Unfixed fresh- or snap-frozen tissues could represent a robust alternative for complete molecular analyses, including genomic, transcriptomic, and proteomic analyses, but these samples do not provide sufficient accurate morphological details and may impair histological diagnosis. Further, especially for clinical biopsies, availability may be limited and transport and long-term storage complicated. It is therefore necessary to modernize pathology and propose new alternatives for tissue sample archives. Alternative alcohol-based and formalin-free non-crosslinking tissue fixation procedures, such as Methacarn, UMFIX, or FineFIX, have been shown to be ideal for preserving the morphological details and for DNA and RNA extraction, but the related procedures have been poorly investigated in the proteomic fields 23-28. Ethanol-fixed tissues have also been investigated with relevant results for proteomic investigations 3, 29, 30. In our laboratory, we have previously tested tissue preservation with RCL2/CS100, a new non-crosslinking, non-toxic, and non-volatile fixative, for its effects on morphology as well as DNA and RNA integrity. Interestingly, the histomorphology of RCL2/CS100-fixed paraffin-embedded tissues was found to be similar to that observed from matched formalin-fixed tissues. RCL2/CS100 fixation preserved DNA integrity as demonstrated by successful amplification and sequencing of large DNA amplicons. Similarly, high-quality RNA could be extracted from microdissected breast tumor cells from RCL2/CS100-fixed paraffin-embedded biopsies as assessed by electropherogram profiles and real-time reverse transcription-polymerase chain reaction quantification of various genes 31. More recently, we successfully assessed the compatibility of RCL2/CS100-fixed tissues with several proteomic approaches, including 1- and 2-D gel electrophoresis, immunohistochemistry, western blot, and SELDI MS analyses 1. In the present study, we expanded our investigations and demonstrated that RCL2/CS100-fixed tissues are also suitable for bottom-up proteomics using nanoRPLC-MS/MS and for MALDI-based tissue profiling and imaging mass spectrometry. Since both technologies are very powerful for performing proteomic biomarker discovery investigations, we believe that RCL2/CS100-fixed tissue samples represent an easy-to-use alternative to fresh-frozen tissue, especially for rare and valuable tissue samples.

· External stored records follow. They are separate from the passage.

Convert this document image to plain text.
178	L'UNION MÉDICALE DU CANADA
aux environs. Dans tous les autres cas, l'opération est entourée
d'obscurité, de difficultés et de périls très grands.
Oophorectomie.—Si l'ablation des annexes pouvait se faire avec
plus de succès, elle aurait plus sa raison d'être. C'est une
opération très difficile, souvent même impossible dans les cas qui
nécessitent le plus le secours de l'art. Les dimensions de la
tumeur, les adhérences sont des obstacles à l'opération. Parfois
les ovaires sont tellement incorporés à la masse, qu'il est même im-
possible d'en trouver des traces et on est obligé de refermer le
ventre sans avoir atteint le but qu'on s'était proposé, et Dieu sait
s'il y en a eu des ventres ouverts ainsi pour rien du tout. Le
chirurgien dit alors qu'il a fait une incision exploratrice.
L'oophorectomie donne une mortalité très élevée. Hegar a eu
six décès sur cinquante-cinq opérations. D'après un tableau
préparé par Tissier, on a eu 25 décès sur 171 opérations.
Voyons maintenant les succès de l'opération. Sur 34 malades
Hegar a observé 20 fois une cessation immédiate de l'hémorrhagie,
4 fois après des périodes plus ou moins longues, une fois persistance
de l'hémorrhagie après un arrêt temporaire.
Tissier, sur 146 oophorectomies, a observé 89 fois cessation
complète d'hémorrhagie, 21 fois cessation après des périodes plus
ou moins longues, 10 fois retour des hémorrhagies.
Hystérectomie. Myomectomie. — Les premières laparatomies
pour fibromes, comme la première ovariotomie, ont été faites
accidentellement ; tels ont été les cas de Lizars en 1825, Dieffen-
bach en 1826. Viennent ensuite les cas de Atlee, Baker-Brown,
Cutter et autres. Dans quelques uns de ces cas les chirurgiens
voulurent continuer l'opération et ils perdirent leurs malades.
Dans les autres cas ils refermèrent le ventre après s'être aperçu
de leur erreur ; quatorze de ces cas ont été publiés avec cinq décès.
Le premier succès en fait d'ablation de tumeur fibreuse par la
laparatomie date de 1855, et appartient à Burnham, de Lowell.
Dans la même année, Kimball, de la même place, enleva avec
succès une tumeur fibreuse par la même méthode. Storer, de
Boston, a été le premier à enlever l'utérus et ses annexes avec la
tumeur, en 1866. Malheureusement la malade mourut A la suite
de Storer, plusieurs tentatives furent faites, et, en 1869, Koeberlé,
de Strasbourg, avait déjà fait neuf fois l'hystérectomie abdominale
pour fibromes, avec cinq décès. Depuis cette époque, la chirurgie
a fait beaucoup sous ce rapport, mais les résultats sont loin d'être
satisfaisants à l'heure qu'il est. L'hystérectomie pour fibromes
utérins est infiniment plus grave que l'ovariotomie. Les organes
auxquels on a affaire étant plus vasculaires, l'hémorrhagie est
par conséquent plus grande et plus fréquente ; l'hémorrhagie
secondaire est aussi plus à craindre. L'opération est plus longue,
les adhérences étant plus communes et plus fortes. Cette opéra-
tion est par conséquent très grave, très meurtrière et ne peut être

Normal colonic mucosa (n=3), prostate (n=3), and primary breast carcinoma (n=3) tissue samples were acquired by the Department of Pathology (Montpellier). Informed consent was obtained from all patients. To assess the feasibility of peptide identifications from RCL2/CS100-fixed tissues, tissue blocks (1cm3) were cut into two equal parts. From each block, one half was immediately snap-frozen in liquid nitrogen and stored at -80°C. The other was fixed overnight (12h) at 4°C in RCL2/CS100 (volume tumor × 10-20) as recommended by manufacturer (Alphelys, Plaisir, France, www.alphelys.com), dehydrated in eight baths of graded ethanol (30 min each) and two baths of xylene (1 hour each), and paraffin-embedded using a TissueTek VIP automated processor (Bayer HealthCare Diagnosis Division). RCL2/CS100 paraffin-embedded blocks were stored at -20°C.
For direct protein extraction, five 7-μm-thick sections from frozen or RCL2/CS100-fixed tissues from each patient were cut from each block and pooled into a 1.5-ml tube. For the RCL2/CS100-fixed tissues, the sections were de-waxed for 1 hour at 65°C followed by three 5-min extractions in 100% xylene at 65°C prior to washing with 100% ethanol. Tissue samples were air-dried, and the proteins were extracted and analyzed by nanoRPLC-MS/MS as described below.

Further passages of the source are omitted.